In my new venture into Viking Knit, I’ve been creating chains like crazy. Not always one to plan these things and having an intense dislike for math, sometimes they turn out too short. So when my draw plate runs out of holes, I run out of wire, or I simply get tired of weaving, I find myself scrambling for a solution to a short chain.
I started this chain with a lovely bronze wire (not oxidized in these photos) in 26 gauge but because I tend to be impatient, ended it too soon. I decided to make end caps but first, I needed to capture the ends of the chain. Using 18 gauge wire (about 1 3/4″long), I created a little hook which was inserted into the chain and squished it a little to hold all the ends. At the other end of that wire, I formed a loop that would serve as a link.
Using the 18 gauge wire again, (since I had no 20 gauge which would have been easier) I made a tiny spiral at one end and placed it against the loop I had made previously that was attached to the chain. I wound the new wire with the spiral held in place by my flat nose pliers, around the top of the chain a few times to create a little coil. This also helped to hide the ends attached to the first piece of 18 gauge wire.

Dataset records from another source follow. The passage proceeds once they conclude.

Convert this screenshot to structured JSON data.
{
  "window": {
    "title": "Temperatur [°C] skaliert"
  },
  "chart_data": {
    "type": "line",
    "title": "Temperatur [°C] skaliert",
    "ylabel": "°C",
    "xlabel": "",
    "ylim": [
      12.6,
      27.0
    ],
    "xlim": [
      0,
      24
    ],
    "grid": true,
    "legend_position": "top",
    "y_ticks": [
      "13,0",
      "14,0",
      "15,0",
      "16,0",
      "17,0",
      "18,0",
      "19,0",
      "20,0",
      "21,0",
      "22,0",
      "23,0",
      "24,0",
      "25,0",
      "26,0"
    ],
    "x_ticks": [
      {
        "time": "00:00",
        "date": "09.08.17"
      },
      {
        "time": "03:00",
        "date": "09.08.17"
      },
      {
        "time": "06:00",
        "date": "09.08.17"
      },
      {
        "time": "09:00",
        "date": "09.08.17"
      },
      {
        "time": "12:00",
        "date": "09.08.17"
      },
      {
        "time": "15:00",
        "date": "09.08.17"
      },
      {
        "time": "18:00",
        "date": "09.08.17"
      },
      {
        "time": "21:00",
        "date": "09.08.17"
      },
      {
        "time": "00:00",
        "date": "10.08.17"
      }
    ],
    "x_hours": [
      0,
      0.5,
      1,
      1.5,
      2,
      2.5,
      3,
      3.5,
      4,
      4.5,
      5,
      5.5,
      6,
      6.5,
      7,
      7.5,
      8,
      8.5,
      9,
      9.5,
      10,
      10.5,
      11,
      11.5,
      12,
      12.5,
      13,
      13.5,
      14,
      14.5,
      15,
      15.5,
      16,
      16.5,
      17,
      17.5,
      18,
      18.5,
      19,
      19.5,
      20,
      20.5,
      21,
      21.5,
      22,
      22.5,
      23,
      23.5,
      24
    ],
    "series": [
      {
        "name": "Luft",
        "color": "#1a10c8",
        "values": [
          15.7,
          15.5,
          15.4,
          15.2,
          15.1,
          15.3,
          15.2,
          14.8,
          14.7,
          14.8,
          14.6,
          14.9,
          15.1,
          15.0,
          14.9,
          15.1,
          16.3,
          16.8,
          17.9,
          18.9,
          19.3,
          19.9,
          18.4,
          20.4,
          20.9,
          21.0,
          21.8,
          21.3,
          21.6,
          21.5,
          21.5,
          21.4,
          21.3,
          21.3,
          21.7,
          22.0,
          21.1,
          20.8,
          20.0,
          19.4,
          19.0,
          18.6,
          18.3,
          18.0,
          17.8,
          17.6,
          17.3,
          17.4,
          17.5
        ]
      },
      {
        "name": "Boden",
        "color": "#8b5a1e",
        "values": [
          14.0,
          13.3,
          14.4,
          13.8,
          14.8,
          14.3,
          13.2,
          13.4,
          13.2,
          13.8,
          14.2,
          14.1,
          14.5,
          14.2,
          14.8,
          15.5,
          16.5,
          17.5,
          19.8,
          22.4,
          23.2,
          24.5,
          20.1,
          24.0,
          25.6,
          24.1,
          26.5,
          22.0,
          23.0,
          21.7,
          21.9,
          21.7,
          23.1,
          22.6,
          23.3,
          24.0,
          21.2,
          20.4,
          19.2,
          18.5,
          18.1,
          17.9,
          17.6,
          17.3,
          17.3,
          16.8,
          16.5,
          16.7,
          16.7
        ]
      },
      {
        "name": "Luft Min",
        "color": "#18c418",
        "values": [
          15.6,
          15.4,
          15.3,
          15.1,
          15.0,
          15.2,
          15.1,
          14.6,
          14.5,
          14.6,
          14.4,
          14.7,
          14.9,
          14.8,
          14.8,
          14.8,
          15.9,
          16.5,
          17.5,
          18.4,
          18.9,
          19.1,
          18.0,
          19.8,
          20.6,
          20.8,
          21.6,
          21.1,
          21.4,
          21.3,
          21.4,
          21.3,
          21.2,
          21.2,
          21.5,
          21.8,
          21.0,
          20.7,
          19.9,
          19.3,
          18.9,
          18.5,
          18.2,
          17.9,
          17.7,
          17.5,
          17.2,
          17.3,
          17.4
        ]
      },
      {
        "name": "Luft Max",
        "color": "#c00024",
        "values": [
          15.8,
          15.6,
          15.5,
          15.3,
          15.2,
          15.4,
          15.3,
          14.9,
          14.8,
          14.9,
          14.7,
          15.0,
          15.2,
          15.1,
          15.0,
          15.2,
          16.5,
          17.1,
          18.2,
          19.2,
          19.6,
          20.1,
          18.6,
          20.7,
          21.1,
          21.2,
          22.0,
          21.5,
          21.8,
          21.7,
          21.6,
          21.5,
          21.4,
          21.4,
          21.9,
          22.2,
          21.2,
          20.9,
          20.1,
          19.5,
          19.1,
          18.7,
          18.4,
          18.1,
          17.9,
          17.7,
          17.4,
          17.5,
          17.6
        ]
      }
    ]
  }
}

OK, so now my chain is only about 12 3/4″ long! I had to extend to at least 17″ or 18″ in order to fit an adult human neck (not a small dog, although my Jack Russel looked at me suspiciously). Links! I’ll have to attach some.
I made a few (10) small, figure eight, links out of 16 gauge bronze wire (I like them strong) and another, slightly larger at one end, link (this last one would be the “eye” for the clasp). For the opposite end of the chain I made a hook type clasp. The two clasp links were hammered and then attached to the other links on Viking knit chain.